Further, in the transformer according to the second embodiment, a cylindrical protrusion 26, which axially extends and surrounds the outer circumference of the low-voltage coil 23, is so formed on and integrated with the outer circumferential edge of a flange 20b of the bobbin 20 on the side adjacent to the bobbin 22, around which the low-voltage coil 23 is wound. The axial length of the protrusion 26 is so set that in a state in which the two bobbins 20 and 22 are layered on each other, the front end of the protrusion 26 comes into contact with the flange 22b of the bobbin 22 on the side facing the opening of the case 24.

Further, the outer diameter of the flange 22b that faces the opening is set to be greater than the diameter of the protrusion 26 of the bobbin 20, more specifically, the outer circumferential edge of the flange 22b is closer to a sidewall 27 of the case 24 than the protrusion 26.

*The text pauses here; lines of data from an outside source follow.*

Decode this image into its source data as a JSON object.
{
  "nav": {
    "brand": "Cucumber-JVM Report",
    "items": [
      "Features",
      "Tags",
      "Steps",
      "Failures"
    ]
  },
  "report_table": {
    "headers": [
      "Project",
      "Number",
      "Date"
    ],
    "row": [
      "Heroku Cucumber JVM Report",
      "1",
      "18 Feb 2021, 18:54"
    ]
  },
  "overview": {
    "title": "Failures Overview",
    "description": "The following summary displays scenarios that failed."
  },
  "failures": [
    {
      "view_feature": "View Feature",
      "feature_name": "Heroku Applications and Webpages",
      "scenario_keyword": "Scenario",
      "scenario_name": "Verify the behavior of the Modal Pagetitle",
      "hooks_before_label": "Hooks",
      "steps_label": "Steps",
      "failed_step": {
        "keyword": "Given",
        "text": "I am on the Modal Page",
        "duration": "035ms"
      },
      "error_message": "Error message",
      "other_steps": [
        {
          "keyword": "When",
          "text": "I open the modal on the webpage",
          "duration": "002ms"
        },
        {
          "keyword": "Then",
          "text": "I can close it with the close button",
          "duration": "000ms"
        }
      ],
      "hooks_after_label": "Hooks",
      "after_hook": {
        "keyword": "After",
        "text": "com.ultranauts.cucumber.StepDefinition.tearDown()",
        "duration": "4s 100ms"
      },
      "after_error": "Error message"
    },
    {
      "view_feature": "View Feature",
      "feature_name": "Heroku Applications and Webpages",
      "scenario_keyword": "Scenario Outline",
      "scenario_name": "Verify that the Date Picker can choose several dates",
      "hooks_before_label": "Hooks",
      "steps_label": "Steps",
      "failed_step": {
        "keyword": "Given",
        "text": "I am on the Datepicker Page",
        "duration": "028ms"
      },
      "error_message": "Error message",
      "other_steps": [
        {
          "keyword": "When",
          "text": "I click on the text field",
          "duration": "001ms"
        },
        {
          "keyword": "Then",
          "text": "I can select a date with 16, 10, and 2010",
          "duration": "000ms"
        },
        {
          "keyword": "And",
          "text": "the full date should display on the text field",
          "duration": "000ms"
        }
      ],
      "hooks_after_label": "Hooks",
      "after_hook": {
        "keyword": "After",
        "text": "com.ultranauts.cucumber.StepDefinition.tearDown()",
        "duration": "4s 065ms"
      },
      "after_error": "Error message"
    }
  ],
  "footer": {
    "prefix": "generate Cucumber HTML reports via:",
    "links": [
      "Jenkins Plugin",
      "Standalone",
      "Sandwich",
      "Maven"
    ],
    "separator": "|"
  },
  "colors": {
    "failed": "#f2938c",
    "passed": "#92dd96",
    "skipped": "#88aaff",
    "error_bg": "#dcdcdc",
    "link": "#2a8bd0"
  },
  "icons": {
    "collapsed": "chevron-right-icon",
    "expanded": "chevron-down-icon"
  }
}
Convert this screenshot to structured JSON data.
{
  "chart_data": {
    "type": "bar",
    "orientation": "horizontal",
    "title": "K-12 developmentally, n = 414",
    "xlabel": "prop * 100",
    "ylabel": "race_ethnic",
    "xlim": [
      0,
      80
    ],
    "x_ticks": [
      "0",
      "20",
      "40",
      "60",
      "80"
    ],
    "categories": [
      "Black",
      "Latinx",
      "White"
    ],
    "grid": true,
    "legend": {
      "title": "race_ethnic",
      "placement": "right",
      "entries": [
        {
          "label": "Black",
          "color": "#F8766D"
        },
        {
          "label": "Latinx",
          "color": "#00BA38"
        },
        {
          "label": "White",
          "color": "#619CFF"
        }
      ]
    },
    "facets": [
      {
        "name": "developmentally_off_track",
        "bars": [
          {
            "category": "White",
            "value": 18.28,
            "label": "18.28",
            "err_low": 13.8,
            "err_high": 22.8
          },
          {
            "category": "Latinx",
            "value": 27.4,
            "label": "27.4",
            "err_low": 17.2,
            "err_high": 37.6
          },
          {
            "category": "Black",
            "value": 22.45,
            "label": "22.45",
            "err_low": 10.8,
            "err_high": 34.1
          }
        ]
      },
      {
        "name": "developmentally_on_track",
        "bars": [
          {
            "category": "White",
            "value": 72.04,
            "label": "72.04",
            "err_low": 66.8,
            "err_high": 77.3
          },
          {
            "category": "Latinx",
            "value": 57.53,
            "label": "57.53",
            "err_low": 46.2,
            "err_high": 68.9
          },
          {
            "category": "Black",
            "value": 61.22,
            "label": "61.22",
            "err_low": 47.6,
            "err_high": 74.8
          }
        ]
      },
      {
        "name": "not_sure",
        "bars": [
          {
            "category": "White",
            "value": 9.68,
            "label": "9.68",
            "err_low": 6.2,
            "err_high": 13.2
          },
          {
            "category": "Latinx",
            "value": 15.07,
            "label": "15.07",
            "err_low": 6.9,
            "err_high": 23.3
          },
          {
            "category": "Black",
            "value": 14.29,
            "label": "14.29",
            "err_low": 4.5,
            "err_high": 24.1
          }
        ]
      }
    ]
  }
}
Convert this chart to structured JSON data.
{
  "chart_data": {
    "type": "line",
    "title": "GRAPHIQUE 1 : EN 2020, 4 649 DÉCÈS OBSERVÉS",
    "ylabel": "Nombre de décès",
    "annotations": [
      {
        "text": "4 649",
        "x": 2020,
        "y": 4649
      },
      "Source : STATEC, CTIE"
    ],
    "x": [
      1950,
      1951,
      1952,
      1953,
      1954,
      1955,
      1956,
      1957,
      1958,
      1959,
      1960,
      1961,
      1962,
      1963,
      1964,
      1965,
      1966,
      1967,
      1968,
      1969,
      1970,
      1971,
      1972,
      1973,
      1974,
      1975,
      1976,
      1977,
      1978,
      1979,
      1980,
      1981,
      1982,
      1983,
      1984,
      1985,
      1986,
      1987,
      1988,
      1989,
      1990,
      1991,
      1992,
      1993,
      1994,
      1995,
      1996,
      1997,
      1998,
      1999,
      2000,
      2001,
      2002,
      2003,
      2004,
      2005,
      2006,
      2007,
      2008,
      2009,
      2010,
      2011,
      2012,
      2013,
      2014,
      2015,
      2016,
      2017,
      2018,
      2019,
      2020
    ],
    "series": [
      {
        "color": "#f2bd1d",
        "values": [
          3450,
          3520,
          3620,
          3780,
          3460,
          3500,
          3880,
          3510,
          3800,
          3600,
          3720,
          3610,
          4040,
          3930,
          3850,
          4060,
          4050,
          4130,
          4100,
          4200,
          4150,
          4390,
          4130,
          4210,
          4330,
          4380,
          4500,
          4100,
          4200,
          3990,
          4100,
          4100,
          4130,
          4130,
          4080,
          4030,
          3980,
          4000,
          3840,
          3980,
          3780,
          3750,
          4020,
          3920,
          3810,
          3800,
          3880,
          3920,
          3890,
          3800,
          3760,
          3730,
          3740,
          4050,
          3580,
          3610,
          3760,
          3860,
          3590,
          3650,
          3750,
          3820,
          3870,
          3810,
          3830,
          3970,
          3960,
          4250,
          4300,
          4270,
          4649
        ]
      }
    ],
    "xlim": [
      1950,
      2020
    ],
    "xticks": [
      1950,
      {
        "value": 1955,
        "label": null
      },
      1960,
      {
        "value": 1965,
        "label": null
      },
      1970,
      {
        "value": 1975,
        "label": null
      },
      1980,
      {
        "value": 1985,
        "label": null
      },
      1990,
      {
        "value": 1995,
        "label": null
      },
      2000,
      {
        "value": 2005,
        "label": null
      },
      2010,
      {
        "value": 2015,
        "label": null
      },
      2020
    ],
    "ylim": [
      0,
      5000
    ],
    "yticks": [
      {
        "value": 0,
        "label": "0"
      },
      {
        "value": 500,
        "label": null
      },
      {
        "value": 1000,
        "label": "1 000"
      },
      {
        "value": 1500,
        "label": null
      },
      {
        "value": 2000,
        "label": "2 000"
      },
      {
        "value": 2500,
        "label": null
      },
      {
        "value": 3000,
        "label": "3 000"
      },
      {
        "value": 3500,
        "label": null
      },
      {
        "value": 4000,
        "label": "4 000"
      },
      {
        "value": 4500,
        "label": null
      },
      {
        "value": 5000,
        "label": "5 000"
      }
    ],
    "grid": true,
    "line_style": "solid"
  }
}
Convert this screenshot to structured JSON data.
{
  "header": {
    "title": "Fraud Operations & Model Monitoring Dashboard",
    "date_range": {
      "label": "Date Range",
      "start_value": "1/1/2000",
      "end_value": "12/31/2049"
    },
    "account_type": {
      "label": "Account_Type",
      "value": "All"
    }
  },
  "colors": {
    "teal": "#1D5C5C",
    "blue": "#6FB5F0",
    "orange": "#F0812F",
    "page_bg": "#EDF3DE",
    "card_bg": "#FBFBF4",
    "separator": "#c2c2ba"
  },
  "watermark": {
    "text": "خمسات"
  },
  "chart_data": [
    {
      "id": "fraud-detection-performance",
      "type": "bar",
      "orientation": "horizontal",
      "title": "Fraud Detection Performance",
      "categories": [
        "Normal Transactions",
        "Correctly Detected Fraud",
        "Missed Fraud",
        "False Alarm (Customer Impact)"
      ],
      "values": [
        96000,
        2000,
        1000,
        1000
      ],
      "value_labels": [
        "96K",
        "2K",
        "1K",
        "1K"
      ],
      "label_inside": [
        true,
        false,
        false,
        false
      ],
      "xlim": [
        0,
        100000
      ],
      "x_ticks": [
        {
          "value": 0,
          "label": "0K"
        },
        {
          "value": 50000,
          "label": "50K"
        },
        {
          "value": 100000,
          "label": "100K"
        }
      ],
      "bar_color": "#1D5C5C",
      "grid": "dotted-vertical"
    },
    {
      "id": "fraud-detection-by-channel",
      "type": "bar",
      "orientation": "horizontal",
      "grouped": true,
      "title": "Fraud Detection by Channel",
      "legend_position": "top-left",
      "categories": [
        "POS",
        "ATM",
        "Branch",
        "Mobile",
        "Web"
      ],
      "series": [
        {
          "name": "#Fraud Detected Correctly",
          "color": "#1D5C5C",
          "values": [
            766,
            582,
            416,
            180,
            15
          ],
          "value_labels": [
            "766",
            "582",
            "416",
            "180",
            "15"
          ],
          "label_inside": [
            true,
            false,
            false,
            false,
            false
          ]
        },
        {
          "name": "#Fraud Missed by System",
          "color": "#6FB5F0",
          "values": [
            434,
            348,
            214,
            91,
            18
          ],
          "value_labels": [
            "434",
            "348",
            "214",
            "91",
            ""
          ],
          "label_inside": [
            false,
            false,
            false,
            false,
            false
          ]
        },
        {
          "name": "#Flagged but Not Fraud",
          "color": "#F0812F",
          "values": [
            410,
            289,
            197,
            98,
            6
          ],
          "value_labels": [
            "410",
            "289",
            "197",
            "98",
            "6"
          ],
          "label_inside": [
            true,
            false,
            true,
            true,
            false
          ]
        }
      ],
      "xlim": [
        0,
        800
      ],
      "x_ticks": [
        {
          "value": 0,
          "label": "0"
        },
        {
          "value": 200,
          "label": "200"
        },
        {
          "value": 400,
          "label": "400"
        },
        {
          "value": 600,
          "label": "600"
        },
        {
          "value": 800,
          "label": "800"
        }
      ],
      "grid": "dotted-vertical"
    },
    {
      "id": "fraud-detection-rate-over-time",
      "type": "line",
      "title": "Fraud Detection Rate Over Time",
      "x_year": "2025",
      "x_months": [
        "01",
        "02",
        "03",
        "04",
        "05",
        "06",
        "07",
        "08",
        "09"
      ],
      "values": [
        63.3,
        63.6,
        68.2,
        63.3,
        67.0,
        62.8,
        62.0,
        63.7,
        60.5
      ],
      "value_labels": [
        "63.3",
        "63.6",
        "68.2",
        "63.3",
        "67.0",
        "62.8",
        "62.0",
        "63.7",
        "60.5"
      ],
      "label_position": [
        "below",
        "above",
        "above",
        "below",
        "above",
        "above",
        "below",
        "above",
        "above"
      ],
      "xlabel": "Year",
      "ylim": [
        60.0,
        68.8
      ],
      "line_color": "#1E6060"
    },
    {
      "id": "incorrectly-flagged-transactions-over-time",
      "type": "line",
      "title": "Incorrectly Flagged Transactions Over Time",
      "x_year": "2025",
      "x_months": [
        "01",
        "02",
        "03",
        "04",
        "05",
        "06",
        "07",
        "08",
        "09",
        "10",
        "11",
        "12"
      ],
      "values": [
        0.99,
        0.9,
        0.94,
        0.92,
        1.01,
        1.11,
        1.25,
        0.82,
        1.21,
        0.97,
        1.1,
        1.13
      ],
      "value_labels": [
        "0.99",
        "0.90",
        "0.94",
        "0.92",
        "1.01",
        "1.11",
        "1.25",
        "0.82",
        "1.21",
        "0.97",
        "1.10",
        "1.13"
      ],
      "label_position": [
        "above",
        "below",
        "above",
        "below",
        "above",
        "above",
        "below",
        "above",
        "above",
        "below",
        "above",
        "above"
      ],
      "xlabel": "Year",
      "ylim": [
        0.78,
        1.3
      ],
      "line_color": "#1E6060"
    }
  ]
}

According to the transformer having the configuration described above, since the protrusion 26, which covers the outer circumference of the low-voltage coil 23, is formed on the flange 20b of the bobbin 20, around which the high-voltage coil 21 is wound, a creeping distance L₁ between the high-voltage coil 21 and the low-voltage coil 23 is increased by the axial length of the protrusion 26 measured from the outer circumference of the high-voltage coil 21. Further, a creeping distance L₂ between the low-voltage coil 23 and each of the cores 17 is the length from the outer circumferential edge of the flange 22b of the bobbin 22 to the outer circumference of the low-voltage coil 23.

As a result, a required creeping distance can be ensured by appropriately setting the outer diameters of the protrusion 26 and the flange 22b of the bobbin 22 on the side facing the opening of the case 24, whereby the same advantageous effects shown in the first embodiment can be provided.

INDUSTRIAL APPLICABILITY

The present invention can provide a transformer capable of readily ensuring a predetermined insulation distance with no increase in the overall size of the transformer and further capable of reducing the number of constituent parts to achieve cost reduction.

REFERENCE SIGNS LIST

10, 20 Bobbin (first bobbin)

10 a, 20 a, 22 a Wire winding section

10 b, 20 b 22 b Flange

11, 21 High-voltage coil (first coil)

12, 23 Low-voltage coil (second coil)

14 Bottom plate of case (insulating member)

16 Cap (insulating member)

17 E-shaped core

18 Protrusion

19 Second protrusion

22 Bobbin (second bobbin)

25 Top plate of case (insulating member)

L₁, L₂ Creeping distance

Claims

1. A transformer comprising: a first bobbin having a wire winding section and a flange formed at an end of the wire winding section; a first coil wound around an outer circumference of the wire winding section of the first bobbin; a second coil disposed coaxially with the first coil and adjacent to the flange; and a core disposed around outer circumferences of the first and second coils to form a closed magnetic circuit, wherein a tubular protrusion that axially extends and surrounds the outer circumference of the second coil is formed along an outer circumferential portion of the flange of the first bobbin.

2. The transformer according to claim 1, wherein an insulating member having a flat plate shape is disposed between the second coil and the core, and a second protrusion that protrudes into a space between the protrusion and the outer circumference of the second coil is formed on a surface of the insulating member on a side facing the second coil.

3. The transformer according to claim 1, wherein the first coil is a high-voltage coil with a stranded wire wound around the wire winding section, and the second coil is a low-voltage coil formed of a metal flat plate shaped in an open circular ring.

4. The transformer according to claim 1, wherein the first coil is a high-voltage coil with a stranded wire wound around the wire winding section and is disposed in a bottomed, tubular, insulating cover, the second coil is wound around a second bobbin and disposed on a side facing an opening of the insulating cover, and a flange of the second bobbin that is located on the side facing the opening is formed to have a diameter greater than a diameter of the protrusion on the first bobbin.